On the surface, meditation and self-healing seems too simplistic – a form of magical thinking. Really, how can sitting in stillness transform our minds and hearts? We can’t dare imagine that we could heal ourselves through meditation, that we have within ourselves the capacity and the ability to diminish our own suffering. It requires the marvelous elixir of time and patience and, for many of us, these two ingredients are in short supply.
Our Western-trained minds have been so long fixated on progress and industriousness that we have forgotten that it is this same mind that has created all of these physical manifestations around us. Secular and Theological thinkers have identified our spiritual need for catharsis, that exploration of humanity through art, imagination, reflection and imitation. Nevertheless just as the world has grown and been transformed by the Agrarian, Industrial, Digital and Democratic Revolutions, the heart’s need for compassion has only grown and the mind’s need for rest has increased tenfold. Many of us find ourselves on the run, moving with the pace of technology, trying not to be left behind. Even those of us who choose to reject the pace of the digital world find ourselves alienated and sometimes disconnected.
Moving from one busy moment to another, we make appointments to see friends rather than dropping in, we text instead of hugging, constantly moving like some wild beast is on our back and we collapse into the night wondering where did the day go, wake in the middle of the night too stimulated to rest, too tired to be awake. Looking for a solution, we rush all around, never fully settled in our bodies and hearts. It is often not until we are suffering in the physical/spiritual/emotional body that we seek help.
This is precisely the moment to invite a new consciousness into our heart and mental sphere, through meditation, which really is about deep attention and compassionate listening from the inside. Listening with the body/heart, feeling the sensations of the beating heart and the flowing circulatory system that we begin to come to acknowledge as our unique self.
To rest or to meditate may seem too simplistic to our mind, however it is about educating ourselves and our communities, about the true intelligence of the human mind and body, relearning our truest nature. Waking up to the present and being fully enveloped in the in miraculous vibration of the body system, facing all of the discomfort in order to leave no room for fear and anxiety to fester.
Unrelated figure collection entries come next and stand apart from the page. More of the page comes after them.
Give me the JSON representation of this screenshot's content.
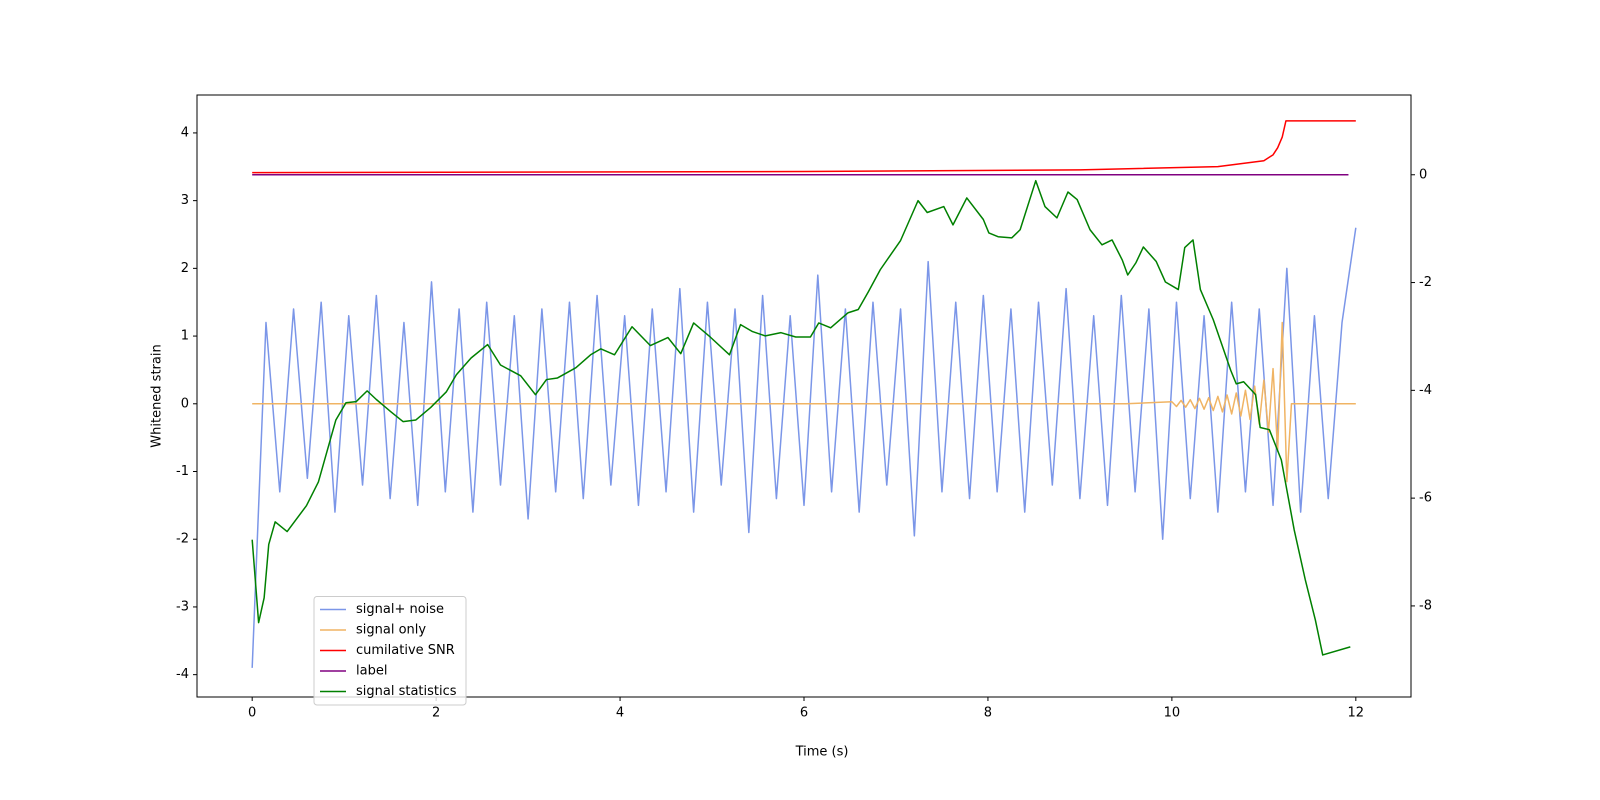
{
  "chart_data": {
    "type": "line",
    "xlabel": "Time (s)",
    "ylabel": "Whitened strain",
    "xlim": [
      -0.6,
      12.6
    ],
    "xticks": [
      0,
      2,
      4,
      6,
      8,
      10,
      12
    ],
    "ylim": [
      -4.33,
      4.56
    ],
    "yticks": [
      -4,
      -3,
      -2,
      -1,
      0,
      1,
      2,
      3,
      4
    ],
    "y2lim": [
      -9.69,
      1.48
    ],
    "y2ticks": [
      -8,
      -6,
      -4,
      -2,
      0
    ],
    "legend": "lower left",
    "series": [
      {
        "name": "signal+ noise",
        "color": "#7b96e8",
        "x": [
          0,
          0.15,
          0.3,
          0.45,
          0.6,
          0.75,
          0.9,
          1.05,
          1.2,
          1.35,
          1.5,
          1.65,
          1.8,
          1.95,
          2.1,
          2.25,
          2.4,
          2.55,
          2.7,
          2.85,
          3,
          3.15,
          3.3,
          3.45,
          3.6,
          3.75,
          3.9,
          4.05,
          4.2,
          4.35,
          4.5,
          4.65,
          4.8,
          4.95,
          5.1,
          5.25,
          5.4,
          5.55,
          5.7,
          5.85,
          6,
          6.15,
          6.3,
          6.45,
          6.6,
          6.75,
          6.9,
          7.05,
          7.2,
          7.35,
          7.5,
          7.65,
          7.8,
          7.95,
          8.1,
          8.25,
          8.4,
          8.55,
          8.7,
          8.85,
          9,
          9.15,
          9.3,
          9.45,
          9.6,
          9.75,
          9.9,
          10.05,
          10.2,
          10.35,
          10.5,
          10.65,
          10.8,
          10.95,
          11.1,
          11.25,
          11.4,
          11.55,
          11.7,
          11.85,
          12
        ],
        "values": [
          -3.9,
          1.2,
          -1.3,
          1.4,
          -1.1,
          1.5,
          -1.6,
          1.3,
          -1.2,
          1.6,
          -1.4,
          1.2,
          -1.5,
          1.8,
          -1.3,
          1.4,
          -1.6,
          1.5,
          -1.2,
          1.3,
          -1.7,
          1.4,
          -1.3,
          1.5,
          -1.4,
          1.6,
          -1.2,
          1.3,
          -1.5,
          1.4,
          -1.3,
          1.7,
          -1.6,
          1.5,
          -1.2,
          1.4,
          -1.9,
          1.6,
          -1.4,
          1.3,
          -1.5,
          1.9,
          -1.3,
          1.4,
          -1.6,
          1.5,
          -1.2,
          1.4,
          -1.95,
          2.1,
          -1.3,
          1.5,
          -1.4,
          1.6,
          -1.3,
          1.4,
          -1.6,
          1.5,
          -1.2,
          1.7,
          -1.4,
          1.3,
          -1.5,
          1.6,
          -1.3,
          1.4,
          -2.0,
          1.5,
          -1.4,
          1.3,
          -1.6,
          1.5,
          -1.3,
          1.4,
          -1.5,
          2.0,
          -1.6,
          1.3,
          -1.4,
          1.2,
          2.6
        ]
      },
      {
        "name": "signal only",
        "color": "#f0b464",
        "x": [
          0,
          9.5,
          10,
          10.05,
          10.1,
          10.15,
          10.2,
          10.25,
          10.3,
          10.35,
          10.4,
          10.45,
          10.5,
          10.55,
          10.6,
          10.65,
          10.7,
          10.75,
          10.8,
          10.85,
          10.9,
          10.95,
          11,
          11.05,
          11.1,
          11.15,
          11.2,
          11.25,
          11.3,
          12
        ],
        "values": [
          0,
          0,
          0.03,
          -0.04,
          0.05,
          -0.05,
          0.06,
          -0.07,
          0.08,
          -0.08,
          0.09,
          -0.1,
          0.11,
          -0.12,
          0.13,
          -0.15,
          0.16,
          -0.18,
          0.2,
          -0.23,
          0.26,
          -0.3,
          0.35,
          -0.42,
          0.52,
          -0.7,
          1.2,
          -1.15,
          0,
          0
        ]
      },
      {
        "name": "cumilative SNR",
        "color": "#ff0000",
        "axis": "y2",
        "x": [
          0,
          6,
          9,
          10.5,
          11,
          11.1,
          11.15,
          11.2,
          11.24,
          12
        ],
        "values": [
          0.04,
          0.06,
          0.09,
          0.15,
          0.26,
          0.37,
          0.5,
          0.7,
          1.0,
          1.0
        ]
      },
      {
        "name": "label",
        "color": "#800080",
        "axis": "y2",
        "x": [
          0,
          11.92
        ],
        "values": [
          0,
          0
        ]
      },
      {
        "name": "signal statistics",
        "color": "#008000",
        "axis": "y2",
        "x": [
          0,
          0.07,
          0.13,
          0.18,
          0.25,
          0.38,
          0.59,
          0.72,
          0.91,
          1.02,
          1.13,
          1.25,
          1.35,
          1.51,
          1.64,
          1.78,
          1.94,
          2.11,
          2.22,
          2.38,
          2.56,
          2.7,
          2.92,
          3.08,
          3.2,
          3.32,
          3.52,
          3.68,
          3.79,
          3.94,
          4.13,
          4.33,
          4.52,
          4.66,
          4.8,
          4.98,
          5.19,
          5.31,
          5.44,
          5.58,
          5.75,
          5.91,
          6.07,
          6.16,
          6.29,
          6.48,
          6.59,
          6.7,
          6.83,
          7.05,
          7.24,
          7.34,
          7.52,
          7.62,
          7.77,
          7.95,
          8.01,
          8.11,
          8.26,
          8.35,
          8.52,
          8.62,
          8.75,
          8.87,
          8.97,
          9.11,
          9.24,
          9.35,
          9.46,
          9.52,
          9.61,
          9.69,
          9.83,
          9.93,
          10.07,
          10.14,
          10.23,
          10.31,
          10.45,
          10.64,
          10.7,
          10.78,
          10.91,
          10.96,
          11.06,
          11.19,
          11.33,
          11.45,
          11.56,
          11.64,
          11.94
        ],
        "values": [
          -6.77,
          -8.31,
          -7.85,
          -6.86,
          -6.44,
          -6.62,
          -6.14,
          -5.7,
          -4.55,
          -4.23,
          -4.21,
          -4.01,
          -4.17,
          -4.4,
          -4.58,
          -4.55,
          -4.32,
          -4.03,
          -3.71,
          -3.4,
          -3.15,
          -3.53,
          -3.73,
          -4.08,
          -3.8,
          -3.77,
          -3.58,
          -3.34,
          -3.23,
          -3.34,
          -2.82,
          -3.17,
          -3.02,
          -3.32,
          -2.75,
          -3.01,
          -3.34,
          -2.78,
          -2.91,
          -2.99,
          -2.93,
          -3.01,
          -3.01,
          -2.75,
          -2.84,
          -2.56,
          -2.5,
          -2.17,
          -1.76,
          -1.22,
          -0.48,
          -0.7,
          -0.59,
          -0.93,
          -0.43,
          -0.83,
          -1.08,
          -1.15,
          -1.17,
          -1.02,
          -0.11,
          -0.59,
          -0.8,
          -0.32,
          -0.46,
          -1.02,
          -1.3,
          -1.21,
          -1.58,
          -1.86,
          -1.63,
          -1.34,
          -1.61,
          -1.99,
          -2.13,
          -1.35,
          -1.21,
          -2.13,
          -2.69,
          -3.63,
          -3.88,
          -3.84,
          -4.08,
          -4.69,
          -4.73,
          -5.29,
          -6.59,
          -7.51,
          -8.26,
          -8.91,
          -8.76
        ]
      }
    ]
  }
}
It requires unlearning the idea that our health is linear, instead understanding that it is circular, and that the mind is not at all separate from the body and the heart.
It requires carving out a practice of stillness that is unmoved by the busy world and its sirens.
It requires us to develop a relationship of radical acceptance for our self and for those around us.
This is our moment , where science, modernity and ancient culture have converged to create a brilliant opportunity to expand our consciousness and to reconnect with our universal ancient wisdom to breathe, to touch, to love, to listen, to reflect, to be still, to be interconnected and to accept that healing is inherent to our nature.